The French Supreme Court decided to suspend proceedings and referred the question to the Court of Justice of the European Union, requesting the exact interpretation of art. 5, para. 4 of Regulation no. 44/2001, with a view to ascertaining the jurisdiction conferred by that provision with regard to a case of claims for damages put forward on the basis of a violation of the prohibition of sale outside of the selective distribution network determined by the offer, on websites operating in different Member States, and concerning products forming the object of said network.

With the judgment herewith considered, the European Court of Justice held that, in such cases, the judge endowed with jurisdiction is that of the Member State in which the damage actually occurs, taking into account the reduction of the volume of sales suffered by the store and his consequent loss of profits, also noting that it is irrelevant that the internet websites in which the offer of objects falling within the selective distribution network should operate in Member states different from that of the court in which proceedings have been commenced.

ITALY RATIFIES THE AGREEMENT ON THE UNIFIED PATENT COURT

22/02/2017

On 10 February 2017 Italy ratified the agreement on the Unified Patent Court (UPC) thus becoming the twelfth Member States to ratify the agreement introducing a new system for European Patents. As of now he Agreement has already been ratified by Austria, Belgium, Bulgaria, Denmark, France, Luxembourg, the Netherlands, Portugal, Sweden and Finland. In order for the Court to become operational it is necessary that the agreement be ratified by thirteen States, including France, Germany and the United Kingdom. While ratification by France has already occurred and that of Germany appears to be a mere formality, the relations between the United Kingdom and the new Court will be more complex as a result of the Brexit vote.


 

With law no. 214 of 3 November 2016, conferring authorization on the Italian President Mr. Mattarella to ratify the agreement, new substantive measures have been introduced in our patent system, which concern the very core of patent protection and especially protection against so-called “indirect infringements”: the new 2bis paragraph of art. 66 of Legislative Decree no. 30/2005 now expressly recognises that the patent owner has the right to “prevent third parties … from supplying or offering to parties who lack the right of utilization of the patented invention the means connected to an essential element of that invention which is deemed necessary for its implementation within the territory of a State where the invention is protected, if the third party is aware of the suitability and destination of said means or should be aware whilst exercising ordinary diligence”.

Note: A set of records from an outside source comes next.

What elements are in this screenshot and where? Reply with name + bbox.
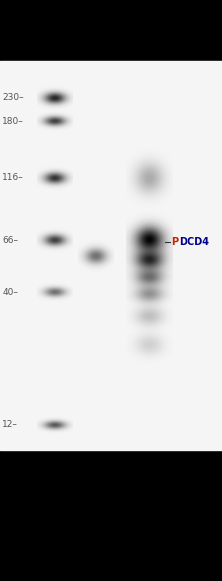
Text: 12–: 12– bbox=[2, 421, 18, 429]
Text: DCD4: DCD4 bbox=[179, 237, 209, 247]
Text: 180–: 180– bbox=[2, 117, 24, 126]
Text: 66–: 66– bbox=[2, 235, 18, 245]
Text: 40–: 40– bbox=[2, 288, 18, 297]
Text: 230–: 230– bbox=[2, 94, 24, 102]
Text: 116–: 116– bbox=[2, 173, 24, 182]
Text: P: P bbox=[171, 237, 178, 247]
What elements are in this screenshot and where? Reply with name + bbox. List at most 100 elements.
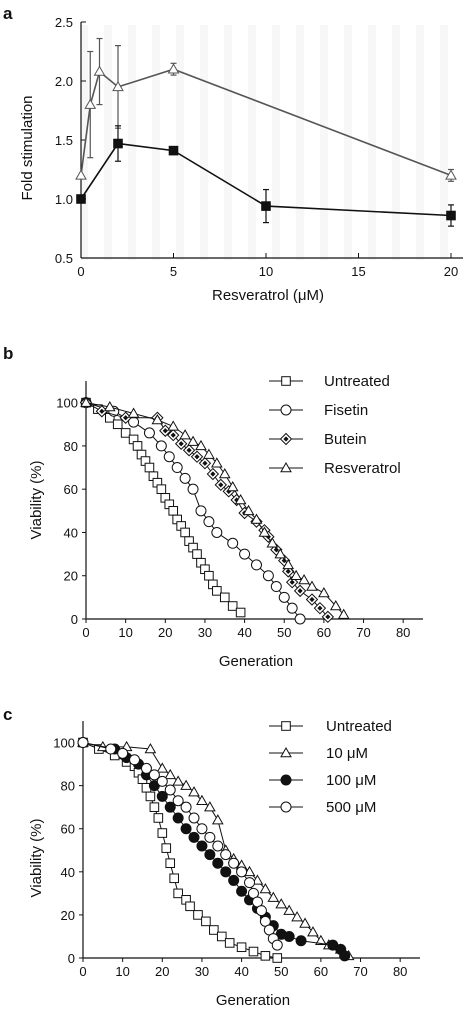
panel-c-point-100-um (164, 801, 176, 813)
panel-c-point-10-um (283, 904, 296, 915)
panel-c-point-untreated (193, 910, 203, 920)
panel-b-point-resveratrol (179, 429, 191, 440)
panel-b-point-butein-core (317, 605, 323, 611)
panel-c-point-100-um (283, 930, 295, 942)
panel-c-ytick-label: 60 (61, 822, 75, 837)
panel-b-point-resveratrol (298, 574, 310, 585)
panel-b-point-fisetin (239, 548, 251, 560)
panel-c-point-500-um (77, 737, 89, 749)
panel-c-point-untreated (145, 791, 156, 802)
panel-b-xlabel: Generation (219, 653, 293, 670)
panel-c-point-10-um (172, 775, 185, 786)
panel-b-point-butein-core (309, 596, 315, 603)
panel-c-ytick-label: 40 (61, 865, 75, 880)
panel-a-point-series-1 (445, 169, 457, 180)
panel-b-point-untreated (180, 527, 190, 538)
panel-a-marks (75, 37, 457, 227)
panel-b-xtick-label: 10 (118, 625, 132, 640)
panel-b-legend-label-resveratrol: Resveratrol (324, 460, 401, 477)
panel-a-series-series-2 (76, 125, 456, 227)
panel-c: c 0 10 20 30 40 50 60 70 80 0 20 40 60 80 100 Untreate… (3, 705, 420, 1009)
panel-c-point-untreated (224, 938, 235, 948)
panel-b-xtick-label: 30 (198, 625, 212, 640)
panel-c-point-100-um (295, 935, 307, 947)
panel-b-point-resveratrol (151, 413, 164, 425)
panel-b-point-resveratrol (80, 396, 92, 407)
panel-b-legend-marker-butein-core (283, 436, 289, 442)
panel-b-point-resveratrol (234, 493, 247, 505)
panel-c-point-untreated (169, 873, 179, 884)
panel-b-point-butein-core (210, 471, 216, 477)
panel-c-point-100-um (204, 849, 216, 861)
panel-b-ytick-label: 0 (71, 612, 78, 627)
panel-c-point-100-um (180, 823, 192, 835)
panel-b-legend-label-untreated: Untreated (324, 373, 390, 390)
panel-c-point-untreated (248, 946, 259, 957)
panel-a-point-series-1 (84, 98, 97, 109)
panel-c-point-500-um (255, 905, 267, 917)
panel-c-point-untreated (161, 843, 172, 853)
panel-a-ytick-label: 1.0 (55, 192, 73, 207)
panel-b-point-fisetin (286, 602, 298, 614)
panel-b-point-butein-core (202, 460, 208, 466)
panel-c-line-untreated (82, 742, 278, 959)
panel-a-point-series-1 (112, 80, 124, 92)
panel-c-point-untreated (157, 828, 168, 838)
panel-a-point-series-1 (167, 63, 180, 74)
panel-b-axes (85, 381, 423, 620)
panel-c-line-500-um (82, 742, 278, 946)
panel-b-point-fisetin (155, 440, 167, 452)
panel-c-point-500-um (148, 769, 160, 781)
panel-a: a 0 5 10 15 20 0.5 1.0 1.5 2.0 2.5 Resveratrol (μ… (3, 4, 463, 304)
panel-c-point-500-um (180, 801, 192, 813)
panel-c-xtick-label: 50 (274, 964, 288, 979)
panel-b-point-resveratrol (187, 435, 199, 446)
panel-b-point-untreated (204, 570, 214, 581)
panel-b-point-untreated (168, 506, 179, 516)
panel-a-ytick-label: 1.5 (55, 133, 73, 148)
panel-b-point-untreated (156, 484, 167, 494)
panel-b-point-fisetin (171, 462, 183, 474)
panel-c-point-untreated (165, 858, 176, 869)
panel-b-ytick-label: 20 (64, 569, 78, 584)
panel-a-series-series-1 (75, 37, 457, 182)
panel-a-xlabel: Resveratrol (μM) (212, 287, 324, 304)
panel-b-point-untreated (120, 428, 131, 438)
panel-c-point-500-um (204, 831, 216, 843)
panel-c-point-500-um (129, 754, 141, 766)
panel-b-xtick-label: 70 (356, 625, 370, 640)
panel-c-point-500-um (188, 812, 200, 824)
panel-b-xtick-label: 20 (158, 625, 172, 640)
panel-c-point-untreated (149, 802, 160, 812)
panel-c-point-untreated (209, 925, 219, 935)
panel-c-legend-marker-100-um (280, 774, 292, 786)
panel-b-point-resveratrol (337, 608, 350, 619)
panel-c-point-500-um (228, 857, 240, 869)
panel-c-legend-label-10-um: 10 μM (326, 745, 368, 762)
panel-a-point-series-2 (113, 138, 123, 149)
panel-b-point-untreated (144, 462, 155, 473)
panel-b-series-fisetin (80, 397, 306, 625)
panel-a-xtick-label: 10 (259, 264, 273, 279)
panel-c-legend-label-100-um: 100 μM (326, 772, 376, 789)
panel-b-point-butein-core (273, 547, 279, 553)
panel-c-point-500-um (140, 762, 152, 774)
panel-c-letter: c (3, 705, 12, 724)
panel-a-point-series-1 (75, 169, 87, 180)
panel-b-ticks: 0 10 20 30 40 50 60 70 80 0 20 40 60 80 100 (56, 396, 410, 640)
panel-c-point-untreated (173, 888, 183, 899)
panel-c-point-untreated (272, 953, 283, 963)
panel-b-point-fisetin (250, 559, 262, 571)
panel-b-point-resveratrol (210, 457, 223, 468)
panel-b-xtick-label: 60 (317, 625, 331, 640)
panel-b-point-fisetin (262, 570, 274, 582)
panel-b-point-untreated (219, 592, 230, 603)
panel-c-legend-label-untreated: Untreated (326, 718, 392, 735)
panel-b-legend-label-butein: Butein (324, 431, 367, 448)
panel-a-ytick-label: 0.5 (55, 251, 73, 266)
panel-b-point-resveratrol (226, 481, 239, 492)
panel-b-point-resveratrol (306, 580, 318, 591)
panel-c-point-10-um (307, 926, 319, 937)
panel-c-legend-marker-untreated (281, 721, 291, 731)
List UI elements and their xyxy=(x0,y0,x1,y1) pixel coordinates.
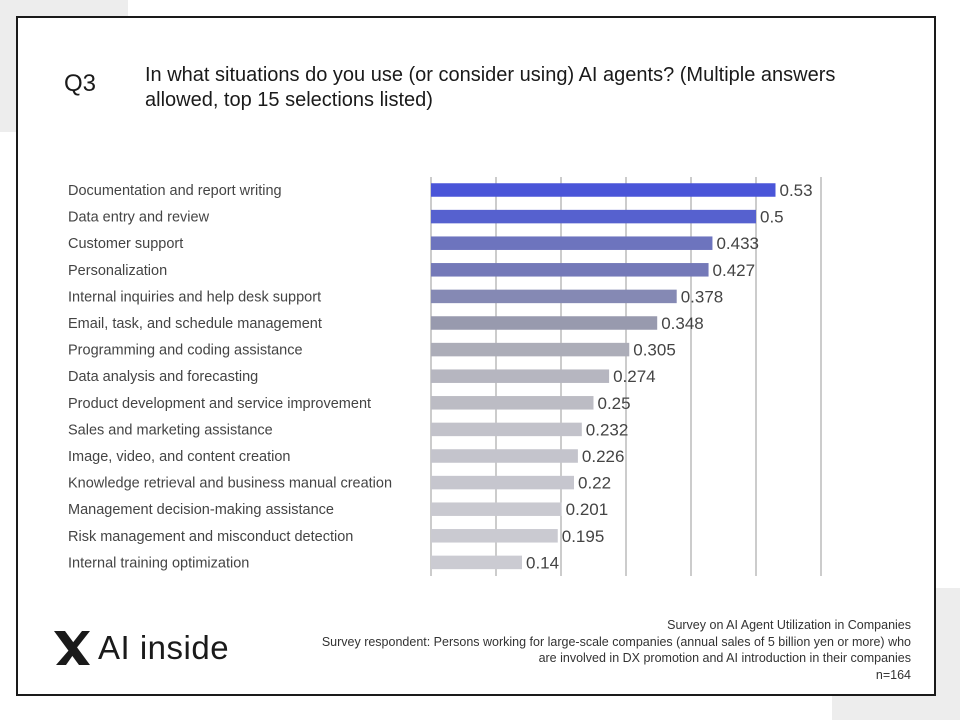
value-label: 0.378 xyxy=(681,287,724,306)
bar xyxy=(431,316,658,330)
value-label: 0.195 xyxy=(562,527,605,546)
bar xyxy=(431,289,677,304)
category-label: Knowledge retrieval and business manual … xyxy=(68,476,392,492)
value-label: 0.14 xyxy=(526,553,559,572)
value-label: 0.348 xyxy=(661,314,704,333)
sample-size: n=164 xyxy=(875,667,911,682)
company-logo: AI inside xyxy=(52,628,229,668)
bar xyxy=(431,422,582,437)
value-label: 0.427 xyxy=(713,261,756,280)
bar xyxy=(431,209,756,224)
logo-text: AI inside xyxy=(98,629,230,666)
question-number: Q3 xyxy=(64,70,97,97)
category-label: Personalization xyxy=(68,263,167,279)
value-label: 0.232 xyxy=(586,420,629,439)
bar xyxy=(431,183,776,197)
bar xyxy=(431,529,558,543)
value-label: 0.274 xyxy=(613,367,656,386)
category-label: Image, video, and content creation xyxy=(68,449,290,465)
bar xyxy=(431,475,574,490)
category-label: Data analysis and forecasting xyxy=(68,369,258,385)
category-label: Management decision-making assistance xyxy=(68,502,334,518)
category-label: Internal inquiries and help desk support xyxy=(68,289,321,305)
category-label: Internal training optimization xyxy=(68,555,249,571)
bar xyxy=(431,369,610,383)
bar xyxy=(431,263,709,277)
category-label: Programming and coding assistance xyxy=(68,343,303,359)
survey-title: Survey on AI Agent Utilization in Compan… xyxy=(667,618,911,632)
bar xyxy=(431,342,630,357)
value-label: 0.53 xyxy=(780,181,813,200)
value-label: 0.433 xyxy=(716,234,759,253)
bar xyxy=(431,555,522,570)
category-label: Product development and service improvem… xyxy=(68,396,371,412)
category-label: Sales and marketing assistance xyxy=(68,422,273,438)
respondent-description-line-2: are involved in DX promotion and AI intr… xyxy=(538,651,911,665)
bar xyxy=(431,502,562,516)
bar xyxy=(431,396,594,410)
question-text: In what situations do you use (or consid… xyxy=(145,64,836,111)
category-label: Email, task, and schedule management xyxy=(68,316,322,332)
value-label: 0.201 xyxy=(566,500,609,519)
value-label: 0.25 xyxy=(598,394,631,413)
value-label: 0.305 xyxy=(633,341,676,360)
value-label: 0.226 xyxy=(582,447,625,466)
bar xyxy=(431,236,713,250)
ai-inside-x-mark-icon xyxy=(54,631,90,665)
bar xyxy=(431,449,578,463)
category-label: Customer support xyxy=(68,236,183,252)
respondent-description-line-1: Survey respondent: Persons working for l… xyxy=(321,634,911,649)
category-label: Documentation and report writing xyxy=(68,183,282,199)
footer-notes: Survey on AI Agent Utilization in Compan… xyxy=(322,617,911,683)
value-label: 0.5 xyxy=(760,208,784,227)
value-label: 0.22 xyxy=(578,474,611,493)
category-label: Data entry and review xyxy=(68,210,210,226)
category-label: Risk management and misconduct detection xyxy=(68,529,353,545)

It must be emphasised that indirect infringement does not necessarily require positive knowledge of the destination whereas it is enough that the third party “should have it whilst exercising ordinary diligence”. There is no indirect infringement “when the means are formed by products that are currently on the market, unless the third party does not induce the party to whom the means are supplied into committing” an infringement of the patent (as defined by the norm under consideration).

It must be noted that the provision makes no distinction between national and European patents, so that the above described principles will apply for both categories and the alterations of the substantive law will also apply to national patents.

Last month, the Justice Minister Mr. Andrea Orlando had identified a building in via San Barnaba 50 in Milan as the local headquarters of the Unified Patent Court. With the agreement now ratified, a further important step was taken towards a new patent system.